Difference Between Because and Since

Because vs Since
 

Difference between because and since is a bit tricky to understand. Because and since are two words that are often considered wrongly as words denoting same meaning. Actually, they are not so. They, in fact, denote two different meanings and connotations. The word because is used as a conjunction, and hence, it cannot be used in the beginning of a sentence. On the other hand, the word since can be used in the beginning of a sentence as since is used as a preposition. This is one of the main differences between the two words. It is interesting to note that the word since is used in the middle of a sentence too. In other words, it can be used as a conjunction to separate two sentences. Thus, it is to be understood that both the words, namely, because and since are used as conjunctions but there is a difference.

What does Because mean?

The word because is used as a conjunction in the sense of ‘for the reason that.’ Take a look at the two sentences given below.

Lucy did not write the examination well because she did not prepare well.

Francis did not buy the book because he had no money.

In both the sentences, the word because is used as conjunction to join two separate sentences.

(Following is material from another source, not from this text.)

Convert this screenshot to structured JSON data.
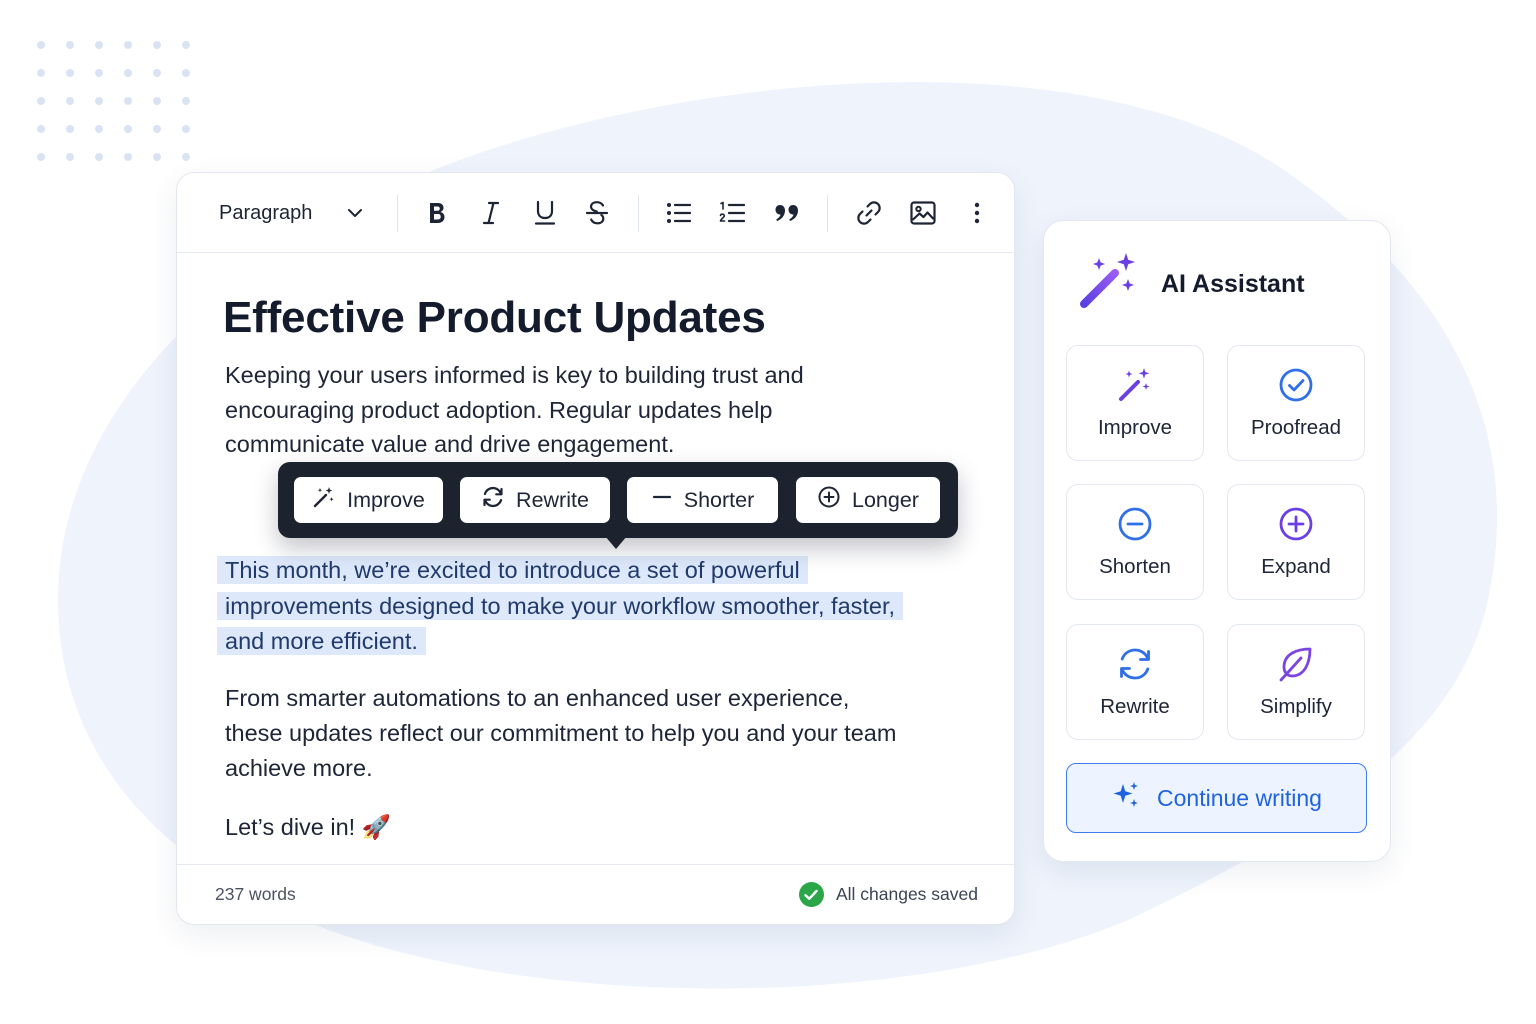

It is interesting to note that the word because normally answers the question ‘why’ and hence, you can see that the first sentence answers the question why Lucy did not write the examination. The second sentence answers the question why Francis did not buy the book. That means here because is used in the sense ‘for the reason that.’ This is an important observation to make while using the word because.

Difference Between Because and Since

What does Since mean?

On the other hand, the word since is used as a conjunction as well as a preposition. As a conjunction, since means ‘because, or for the reason that.’ As a preposition, it is used in the sense of ‘from’ to indicate a time period. Observe the two sentences given below.

Robert was on leave yesterday since he suffered from fever.

Lucy could not bring the book since she lost it.

In both the sentences, the word since is used in a way to explain the reason behind a happening. That means, here, since is used as a conjunction in the sense of ‘for the reason that.’ In the first sentence given above, the word ‘since’ explains the reason why Robert was on leave and, in the second sentence, the word ‘since’ explains the reason why Lucy could not bring the book.

As a matter of fact, the word since is sometimes used in the sense of ‘from’ as in the sentence ‘she has been ill since last week’. In this sentence, the word ‘since’ is used in the sense of ‘from’, and it says that ‘she has been ill from last week’. The word ‘since’ is often used in letter writing because most letters are descriptive in nature with reasons being cited for happenings.

What is the difference between Because and Since?

• Because is used in the sense of ‘for the reason that.’

• The word because is used as a conjunction, and hence, it cannot be used in the beginning of a sentence.

• On the other hand, since is also used as a conjunction in the sense of ‘for the reason that.’ In other words, since, as a conjunction, means ‘because’.

• However, the word since can be used in the beginning of a sentence as since is used as a preposition too.

• As a preposition, it is used in the sense ‘from’ to indicate a time period.

These are the differences between the two words, namely, because and since.